The early Roman colonia

Having invested significant time and resources in constructing a legionary fortress at Camolodunum, once Legion XX moved to their new base in Gloucestershire in AD 49, Emperor Claudius instructed that a colonia, or colony of retired veterans, should be established in its place. The new colonia accommodated a garrison of army veterans, and provided a model of Roman society for local people to emulate. Colchester was the first of four such coloniae in Britain, the others being Lincoln, Gloucester and York. Tacitus wrote of the colonia at Colchester that 'A colony was settled on conquered lands at Camulodunum by a strong detachment of veterans, who were to serve as a bulwark against revolt and to habituate the friendly natives to legal obligations'.

Significant archaeological evidence for the conversion of the early Roman legionary fortress to civilian use was uncovered during major excavations on Culver Street in the early 1980s. These excavations exposed six reused barracks and identified evidence for re-flooring and insertion of new internal walls indicative of civilian use. New civilian buildings dating from this period have also been identified. For example, excavations at Lion Walk uncovered the remains of an impressive town house comprising three ranges of rooms set around a gravel yard and bounded by a series of oak-lined drains. The remains of wall plaster painted with imitation marble designs suggests considerable investment in this building. 

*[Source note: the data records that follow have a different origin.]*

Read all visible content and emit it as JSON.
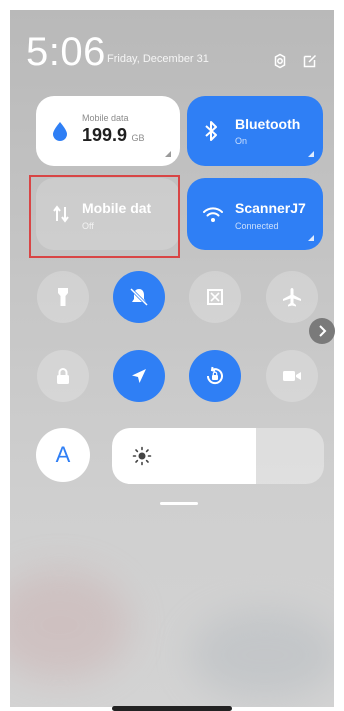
{
  "status": {
    "time": "5:06",
    "date": "Friday, December 31"
  },
  "tiles": {
    "data_usage": {
      "label": "Mobile data",
      "value": "199.9",
      "unit": "GB"
    },
    "bluetooth": {
      "title": "Bluetooth",
      "status": "On"
    },
    "mobile_data": {
      "title": "Mobile dat",
      "status": "Off"
    },
    "wifi": {
      "title": "ScannerJ7",
      "status": "Connected"
    }
  },
  "toggles": {
    "row1": [
      {
        "name": "flashlight",
        "state": "off",
        "icon": "flashlight-icon"
      },
      {
        "name": "silent",
        "state": "on",
        "icon": "bell-off-icon"
      },
      {
        "name": "screenshot",
        "state": "off",
        "icon": "screenshot-icon"
      },
      {
        "name": "airplane",
        "state": "off",
        "icon": "airplane-icon"
      }
    ],
    "row2": [
      {
        "name": "lock",
        "state": "off",
        "icon": "lock-icon"
      },
      {
        "name": "location",
        "state": "on",
        "icon": "location-arrow-icon"
      },
      {
        "name": "auto-rotate",
        "state": "on",
        "icon": "rotate-lock-icon"
      },
      {
        "name": "screen-record",
        "state": "off",
        "icon": "video-icon"
      }
    ]
  },
  "auto_brightness": {
    "label": "A"
  },
  "brightness": {
    "level": 0.68
  },
  "colors": {
    "accent": "#2f7ff5",
    "tile_off": "#c0c0c0",
    "highlight": "#d84545"
  }
}
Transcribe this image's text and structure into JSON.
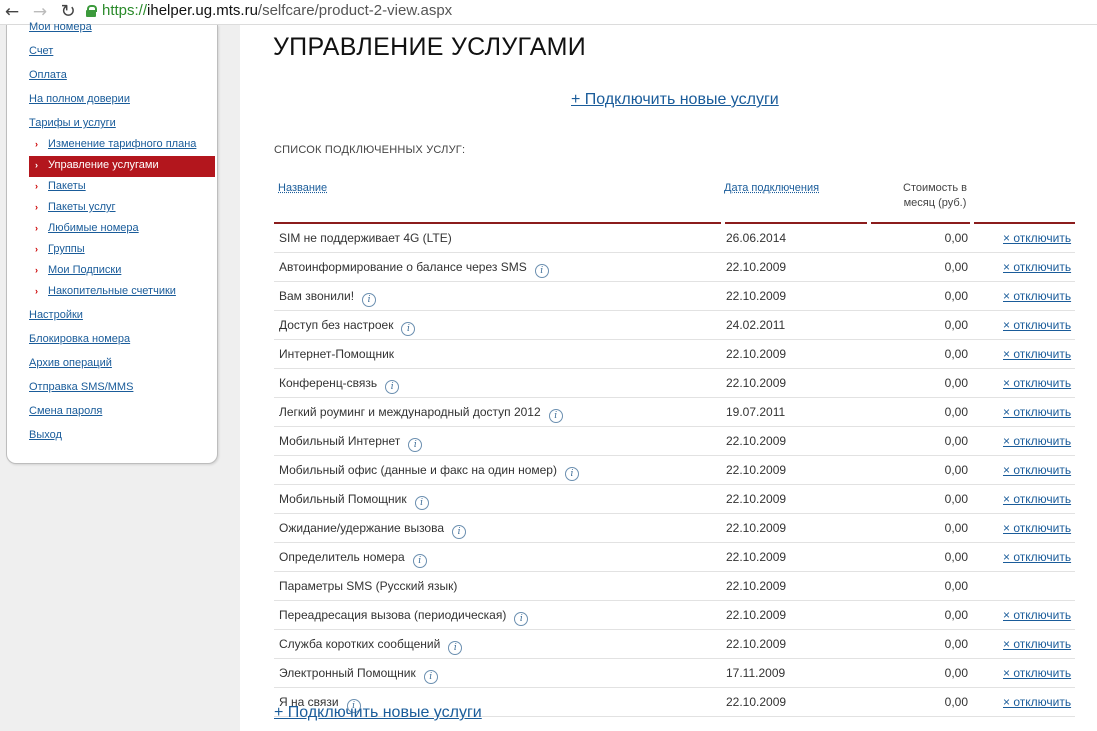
{
  "browser": {
    "url_scheme": "https://",
    "url_host": "ihelper.ug.mts.ru",
    "url_path": "/selfcare/product-2-view.aspx"
  },
  "sidebar": {
    "top_partial": "Мои номера",
    "items": [
      {
        "label": "Счет"
      },
      {
        "label": "Оплата"
      },
      {
        "label": "На полном доверии"
      },
      {
        "label": "Тарифы и услуги"
      }
    ],
    "subitems": [
      {
        "label": "Изменение тарифного плана"
      },
      {
        "label": "Управление услугами"
      },
      {
        "label": "Пакеты"
      },
      {
        "label": "Пакеты услуг"
      },
      {
        "label": "Любимые номера"
      },
      {
        "label": "Группы"
      },
      {
        "label": "Мои Подписки"
      },
      {
        "label": "Накопительные счетчики"
      }
    ],
    "items2": [
      {
        "label": "Настройки"
      },
      {
        "label": "Блокировка номера"
      },
      {
        "label": "Архив операций"
      },
      {
        "label": "Отправка SMS/MMS"
      },
      {
        "label": "Смена пароля"
      },
      {
        "label": "Выход"
      }
    ]
  },
  "main": {
    "title": "УПРАВЛЕНИЕ УСЛУГАМИ",
    "connect_label": "+ Подключить новые услуги",
    "list_title": "СПИСОК ПОДКЛЮЧЕННЫХ УСЛУГ:",
    "col_name": "Название",
    "col_date": "Дата подключения",
    "col_cost_line1": "Стоимость в",
    "col_cost_line2": "месяц (руб.)",
    "disable_label": "× отключить",
    "info_icon": "i",
    "connect_bottom_label": "+ Подключить новые услуги"
  },
  "services": [
    {
      "name": "SIM не поддерживает 4G (LTE)",
      "date": "26.06.2014",
      "cost": "0,00",
      "info": false,
      "disable": true
    },
    {
      "name": "Автоинформирование о балансе через SMS",
      "date": "22.10.2009",
      "cost": "0,00",
      "info": true,
      "disable": true
    },
    {
      "name": "Вам звонили!",
      "date": "22.10.2009",
      "cost": "0,00",
      "info": true,
      "disable": true
    },
    {
      "name": "Доступ без настроек",
      "date": "24.02.2011",
      "cost": "0,00",
      "info": true,
      "disable": true
    },
    {
      "name": "Интернет-Помощник",
      "date": "22.10.2009",
      "cost": "0,00",
      "info": false,
      "disable": true
    },
    {
      "name": "Конференц-связь",
      "date": "22.10.2009",
      "cost": "0,00",
      "info": true,
      "disable": true
    },
    {
      "name": "Легкий роуминг и международный доступ 2012",
      "date": "19.07.2011",
      "cost": "0,00",
      "info": true,
      "disable": true
    },
    {
      "name": "Мобильный Интернет",
      "date": "22.10.2009",
      "cost": "0,00",
      "info": true,
      "disable": true
    },
    {
      "name": "Мобильный офис (данные и факс на один номер)",
      "date": "22.10.2009",
      "cost": "0,00",
      "info": true,
      "disable": true
    },
    {
      "name": "Мобильный Помощник",
      "date": "22.10.2009",
      "cost": "0,00",
      "info": true,
      "disable": true
    },
    {
      "name": "Ожидание/удержание вызова",
      "date": "22.10.2009",
      "cost": "0,00",
      "info": true,
      "disable": true
    },
    {
      "name": "Определитель номера",
      "date": "22.10.2009",
      "cost": "0,00",
      "info": true,
      "disable": true
    },
    {
      "name": "Параметры SMS (Русский язык)",
      "date": "22.10.2009",
      "cost": "0,00",
      "info": false,
      "disable": false
    },
    {
      "name": "Переадресация вызова (периодическая)",
      "date": "22.10.2009",
      "cost": "0,00",
      "info": true,
      "disable": true
    },
    {
      "name": "Служба коротких сообщений",
      "date": "22.10.2009",
      "cost": "0,00",
      "info": true,
      "disable": true
    },
    {
      "name": "Электронный Помощник",
      "date": "17.11.2009",
      "cost": "0,00",
      "info": true,
      "disable": true
    },
    {
      "name": "Я на связи",
      "date": "22.10.2009",
      "cost": "0,00",
      "info": true,
      "disable": true
    }
  ],
  "colors": {
    "accent_red": "#b3161d",
    "link_blue": "#1a5c9a",
    "header_rule": "#8b1c1c"
  }
}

During this period of the early Roman colonia, Colchester also became the centre for the imperial cult, with a huge temple dedicated to the emperor Claudius being constructed around AD 54, following Claudius' death.

Sheepen continued to be a manufacturing and trading centre during the period of the colonia. Archaeological excavations in the 1930s revealed the maintenance and replacement of non-Roman post-built structures at Sheepen throughout this period. There is also evidence for numerous industrial processes taking place here including metalworking, enamelling and leatherworking. Pottery kilns from the period of the colonia have also been recorded at Sheepen.

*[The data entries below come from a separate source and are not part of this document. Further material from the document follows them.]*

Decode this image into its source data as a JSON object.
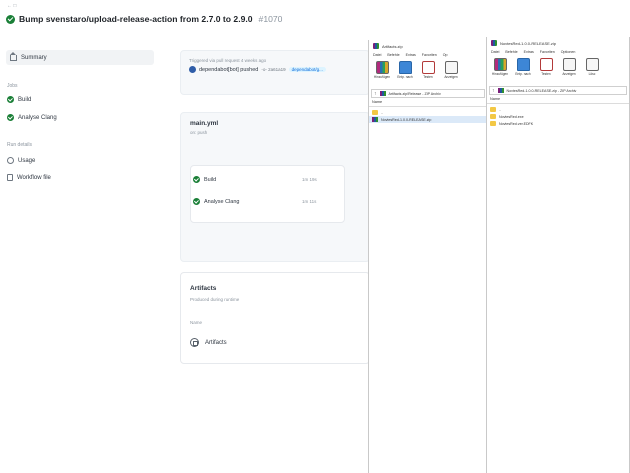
{
  "header": {
    "back": "← □",
    "title": "Bump svenstaro/upload-release-action from 2.7.0 to 2.9.0",
    "run_number": "#1070"
  },
  "sidebar": {
    "summary": "Summary",
    "jobs_section": "Jobs",
    "jobs": [
      "Build",
      "Analyse Clang"
    ],
    "run_details_section": "Run details",
    "details": [
      "Usage",
      "Workflow file"
    ]
  },
  "trigger": {
    "label": "Triggered via pull request 4 weeks ago",
    "actor": "dependabot[bot] pushed",
    "sha": "-o- 2a61a19",
    "branch": "dependabot/g..."
  },
  "workflow": {
    "name": "main.yml",
    "on": "on: push",
    "jobs": [
      {
        "name": "Build",
        "duration": "1m 19s"
      },
      {
        "name": "Analyse Clang",
        "duration": "1m 11s"
      }
    ]
  },
  "artifacts": {
    "title": "Artifacts",
    "subtitle": "Produced during runtime",
    "column": "Name",
    "item": "Artifacts"
  },
  "window1": {
    "title": "Artifacts.zip",
    "menu": [
      "Datei",
      "Befehle",
      "Extras",
      "Favoriten",
      "Op"
    ],
    "tools": [
      "Hinzufügen",
      "Entp. nach",
      "Testen",
      "Anzeigen"
    ],
    "path": "Artifacts.zip\\Release - ZIP Archiv",
    "column": "Name",
    "rows": [
      "..",
      "NovtesRed-1.0.0-RELEASE.zip"
    ]
  },
  "window2": {
    "title": "NovtesRed-1.0.0-RELEASE.zip",
    "menu": [
      "Datei",
      "Befehle",
      "Extras",
      "Favoriten",
      "Optionen"
    ],
    "tools": [
      "Hinzufügen",
      "Entp. nach",
      "Testen",
      "Anzeigen",
      "Lösc"
    ],
    "path": "NovtesRed-1.0.0-RELEASE.zip - ZIP Archiv",
    "column": "Name",
    "rows": [
      "..",
      "NovtesRed.exe",
      "NovtesRed.ver.EDFK"
    ]
  }
}
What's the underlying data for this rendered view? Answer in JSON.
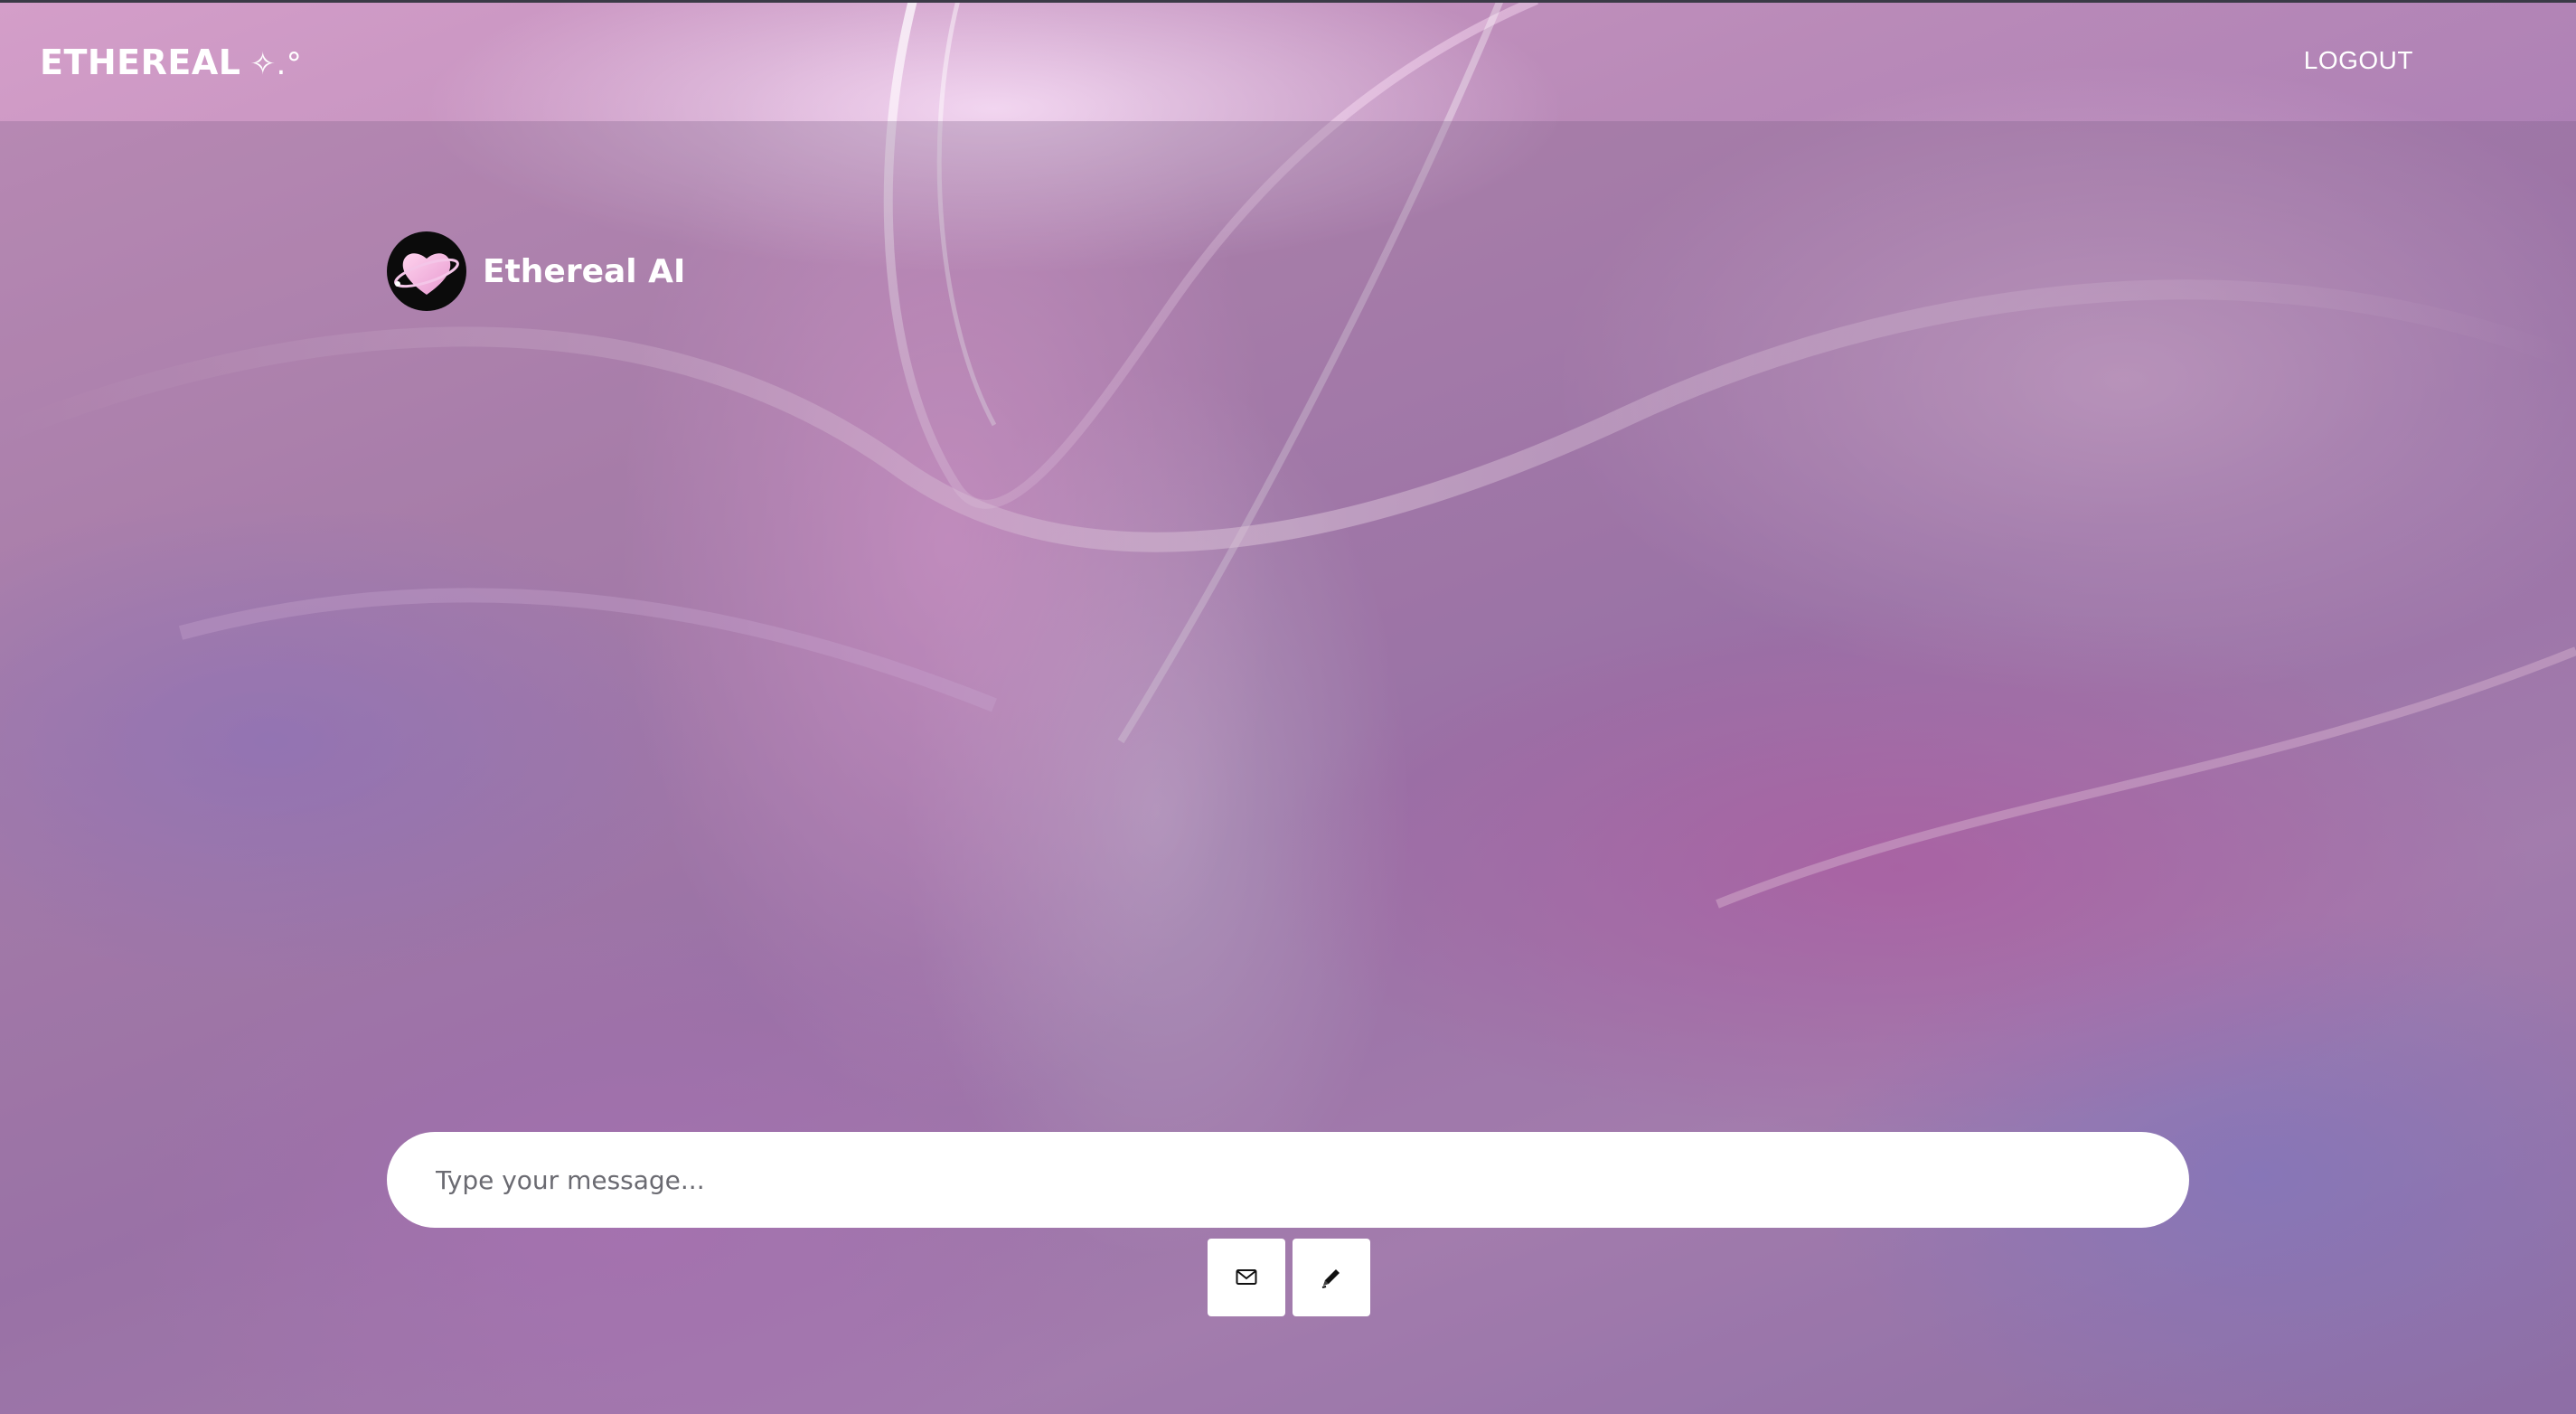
{
  "app": {
    "brand": "ETHEREAL",
    "brand_sparkle": "✧.°"
  },
  "nav": {
    "logout_label": "LOGOUT"
  },
  "chat": {
    "bot_name": "Ethereal AI",
    "avatar_icon": "heart-planet-icon"
  },
  "composer": {
    "placeholder": "Type your message...",
    "value": "",
    "send_icon": "envelope-icon",
    "draw_icon": "pencil-icon"
  },
  "colors": {
    "accent_pink": "#f3a6d8",
    "text": "#ffffff",
    "avatar_bg": "#0b0b0b"
  }
}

Excavations have revealed large quantities of luxury items dating from this period, including fine pottery and jewellery, suggesting that some of the town's wealthiest residents had a very comfortable lifestyle. However, the situation for many of the native Trinovantes was a far cry from such luxury. Tacitus records that 'The settlers drove the Trinovantes from their homes and land, and called them prisoners and slaves'. The resentment that such treatment caused no doubt found an outlet in the Boudican revolt, and despite long-running divisions between the two neighbouring tribes of the Iceni and Trinovantes, Boudica was able to raise a large native army from the region. Colchester was the first major target of the Boudican revolt against Roman authority in AD 60/61.